Project 4 / Scene Recognition with Bag of Words

Example of a right floating element.

The first part of the Scene Recognition pipeline that I worked on was the generation of vectorized images to serve as features. I felt that this part was fairly straightforward, as all I really did was resize the image, normalize it, and then convert put all the normalized numerical value into a vector. The KNN neighbors was a bit more interesting, and I went with only one neighbor. I was able to achieve an accuracy of .522 on KNN with the bag of sifts pipeline completed, and an accuracy of .2 with just tiny nearest neighbors. The confusion matrices are shown on the left and right hand sides, respectively.

Build Vocabulary

It was taking forever to build the vocabulary at first, so I decided to keep the 200 words parameter, but randomly sample 800 out of 1500 images. That let me debug the rest of the pipeline appropriately, and I was later able to increase the amount of words and not sample images randomly. Increasing the words actually proved detrimental to the overall runtime of both the classifcation and bagging models, and the slight increase in accuracy in the classification stage simply didn't justfy it. One thing that I had issues with for a while was being able to concatenate the SIFT features appropriately. I didn't really understand their representation in the output, and I later understood that I had to concatenate the new feature matrix to the old one horizontally to be able to cluster the features appropriately at the end. I ended up settling on 6 as rapidity wasn't as necessary when just building the vocabulary, and I thought that I wouldn't be undersampling either.

Bag of Sifts

I wasn't quite sure how to begin building the histogram, as I had completely forgotten that I could use the distance function to find the closest centroid given by vocab. I tried building a KD-tree, but that ended up proving to be more confusing than I thought it'd be in the first place. I looked at my nearest neighbors code and it suddenly clicked and I basically adapted that inside of my loop.

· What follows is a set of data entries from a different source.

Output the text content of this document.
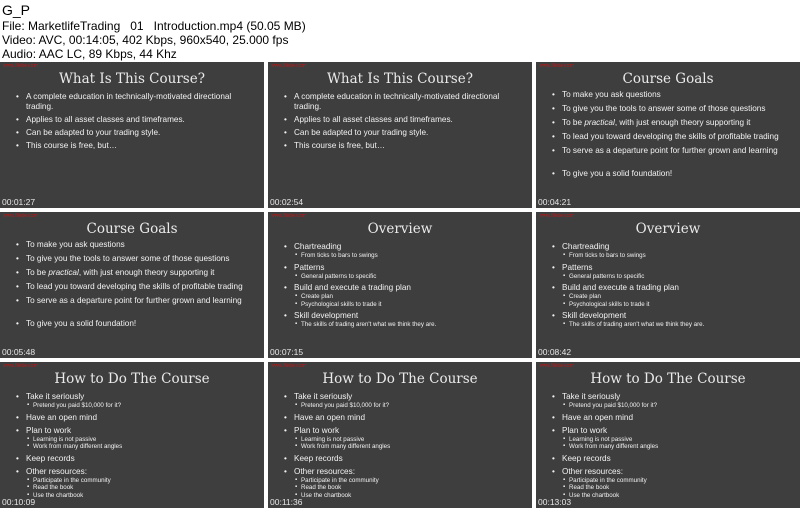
G_P
File: MarketlifeTrading   01   Introduction.mp4 (50.05 MB)
Video: AVC, 00:14:05, 402 Kbps, 960x540, 25.000 fps
Audio: AAC LC, 89 Kbps, 44 Khz
www.filebe.com
What Is This Course?
• A complete education in technically-motivated directional trading.
• Applies to all asset classes and timeframes.
• Can be adapted to your trading style.
• This course is free, but…
00:01:27
www.filebe.com
What Is This Course?
• A complete education in technically-motivated directional trading.
• Applies to all asset classes and timeframes.
• Can be adapted to your trading style.
• This course is free, but…
00:02:54
www.filebe.com
Course Goals
• To make you ask questions
• To give you the tools to answer some of those questions
• To be practical, with just enough theory supporting it
• To lead you toward developing the skills of profitable trading
• To serve as a departure point for further grown and learning
• To give you a solid foundation!
00:04:21
www.filebe.com
Course Goals
• To make you ask questions
• To give you the tools to answer some of those questions
• To be practical, with just enough theory supporting it
• To lead you toward developing the skills of profitable trading
• To serve as a departure point for further grown and learning
• To give you a solid foundation!
00:05:48
www.filebe.com
Overview
• Chartreading
▪ From ticks to bars to swings
• Patterns
▪ General patterns to specific
• Build and execute a trading plan
▪ Create plan
▪ Psychological skills to trade it
• Skill development
▪ The skills of trading aren't what we think they are.
00:07:15
www.filebe.com
Overview
• Chartreading
▪ From ticks to bars to swings
• Patterns
▪ General patterns to specific
• Build and execute a trading plan
▪ Create plan
▪ Psychological skills to trade it
• Skill development
▪ The skills of trading aren't what we think they are.
00:08:42
www.filebe.com
How to Do The Course
• Take it seriously
▪ Pretend you paid $10,000 for it?
• Have an open mind
• Plan to work
▪ Learning is not passive
▪ Work from many different angles
• Keep records
• Other resources:
▪ Participate in the community
▪ Read the book
▪ Use the chartbook
00:10:09
www.filebe.com
How to Do The Course
• Take it seriously
▪ Pretend you paid $10,000 for it?
• Have an open mind
• Plan to work
▪ Learning is not passive
▪ Work from many different angles
• Keep records
• Other resources:
▪ Participate in the community
▪ Read the book
▪ Use the chartbook
00:11:36
www.filebe.com
How to Do The Course
• Take it seriously
▪ Pretend you paid $10,000 for it?
• Have an open mind
• Plan to work
▪ Learning is not passive
▪ Work from many different angles
• Keep records
• Other resources:
▪ Participate in the community
▪ Read the book
▪ Use the chartbook
00:13:03
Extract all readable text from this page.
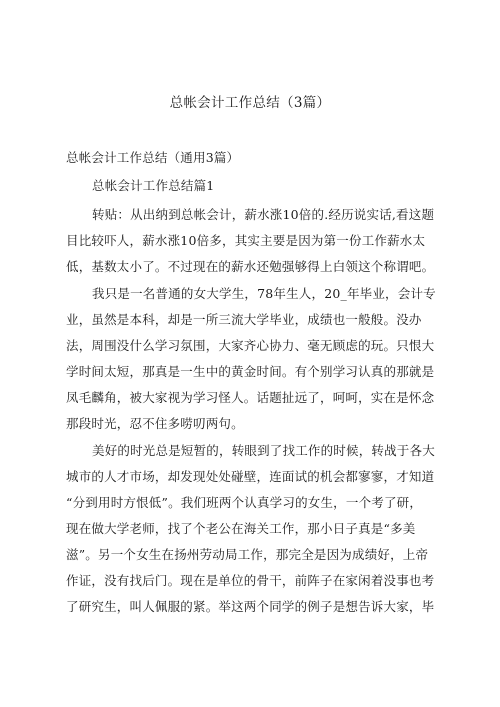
总帐会计工作总结（3篇）
总帐会计工作总结（通用3篇）
总帐会计工作总结篇1
转贴：从出纳到总帐会计，薪水涨10倍的.经历说实话,看这题
目比较吓人，薪水涨10倍多，其实主要是因为第一份工作薪水太
低，基数太小了。不过现在的薪水还勉强够得上白领这个称谓吧。
我只是一名普通的女大学生，78年生人，20_年毕业，会计专
业，虽然是本科，却是一所三流大学毕业，成绩也一般般。没办
法，周围没什么学习氛围，大家齐心协力、毫无顾虑的玩。只恨大
学时间太短，那真是一生中的黄金时间。有个别学习认真的那就是
凤毛麟角，被大家视为学习怪人。话题扯远了，呵呵，实在是怀念
那段时光，忍不住多唠叨两句。
美好的时光总是短暂的，转眼到了找工作的时候，转战于各大
城市的人才市场，却发现处处碰壁，连面试的机会都寥寥，才知道
“分到用时方恨低”。我们班两个认真学习的女生，一个考了研，
现在做大学老师，找了个老公在海关工作，那小日子真是“多美
滋”。另一个女生在扬州劳动局工作，那完全是因为成绩好，上帝
作证，没有找后门。现在是单位的骨干，前阵子在家闲着没事也考
了研究生，叫人佩服的紧。举这两个同学的例子是想告诉大家，毕
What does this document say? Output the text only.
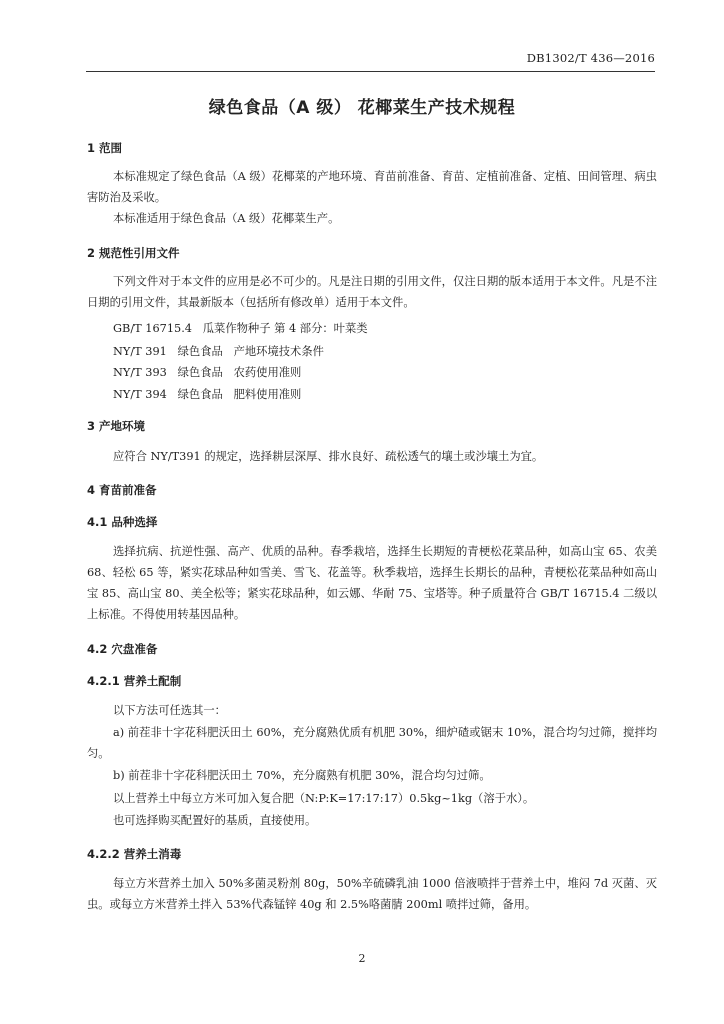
DB1302/T 436—2016
绿色食品（A 级） 花椰菜生产技术规程
1 范围
本标准规定了绿色食品（A 级）花椰菜的产地环境、育苗前准备、育苗、定植前准备、定植、田间管理、病虫害防治及采收。
本标准适用于绿色食品（A 级）花椰菜生产。
2 规范性引用文件
下列文件对于本文件的应用是必不可少的。凡是注日期的引用文件，仅注日期的版本适用于本文件。凡是不注日期的引用文件，其最新版本（包括所有修改单）适用于本文件。
GB/T 16715.4   瓜菜作物种子 第 4 部分：叶菜类
NY/T 391   绿色食品   产地环境技术条件
NY/T 393   绿色食品   农药使用准则
NY/T 394   绿色食品   肥料使用准则
3 产地环境
应符合 NY/T391 的规定，选择耕层深厚、排水良好、疏松透气的壤土或沙壤土为宜。
4 育苗前准备
4.1 品种选择
选择抗病、抗逆性强、高产、优质的品种。春季栽培，选择生长期短的青梗松花菜品种，如高山宝 65、农美 68、轻松 65 等，紧实花球品种如雪美、雪飞、花盖等。秋季栽培，选择生长期长的品种，青梗松花菜品种如高山宝 85、高山宝 80、美全松等；紧实花球品种，如云娜、华耐 75、宝塔等。种子质量符合 GB/T 16715.4 二级以上标准。不得使用转基因品种。
4.2 穴盘准备
4.2.1 营养土配制
以下方法可任选其一：
a) 前茬非十字花科肥沃田土 60%，充分腐熟优质有机肥 30%，细炉碴或锯末 10%，混合均匀过筛，搅拌均匀。
b) 前茬非十字花科肥沃田土 70%，充分腐熟有机肥 30%，混合均匀过筛。
以上营养土中每立方米可加入复合肥（N:P:K=17:17:17）0.5kg~1kg（溶于水）。
也可选择购买配置好的基质，直接使用。
4.2.2 营养土消毒
每立方米营养土加入 50%多菌灵粉剂 80g，50%辛硫磷乳油 1000 倍液喷拌于营养土中，堆闷 7d 灭菌、灭虫。或每立方米营养土拌入 53%代森锰锌 40g 和 2.5%咯菌腈 200ml 喷拌过筛，备用。
2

I found that keeping 'fast' on wasn't very detrimental to the accuracy of the model. There is a time deadline, so If i didn't keep that on I'd have to increase the step sizes. When I increased those with 'fast' disabled, my accuracy was far worse when compared to the original configuration. I used a step size of 9 for the "fast" run of the SVM to yield an accuracy of 61 percent. The same was done for KNN and that yielded an accuracy of around 49%.

SVM

This is the part of the project that took me the longest, as I made a fatal mistake that held me back for hours on my SVM. I coded the algorithm for the voting correctly, but the problem was the initial confidence that I gave each SVM. I gave them a confidence of 0, so a lot of times the algorithm automatically classified something as the first label in categories. After I fixed that error, my accuracy went from around 50 percent to 64 percent. I achieved an accuracy of 64 percent with a lambda of .0001 in 8 minutes. The confusion matrix is shown in the results page.

Results

As stated in the readme, I included the detailed results for the performance of all of the algorithms in the index.html page of three, separate, appropriately named folders in this same html directory. I would have rathered included them here but I was getting some really funky as well as frustrating javascript errors.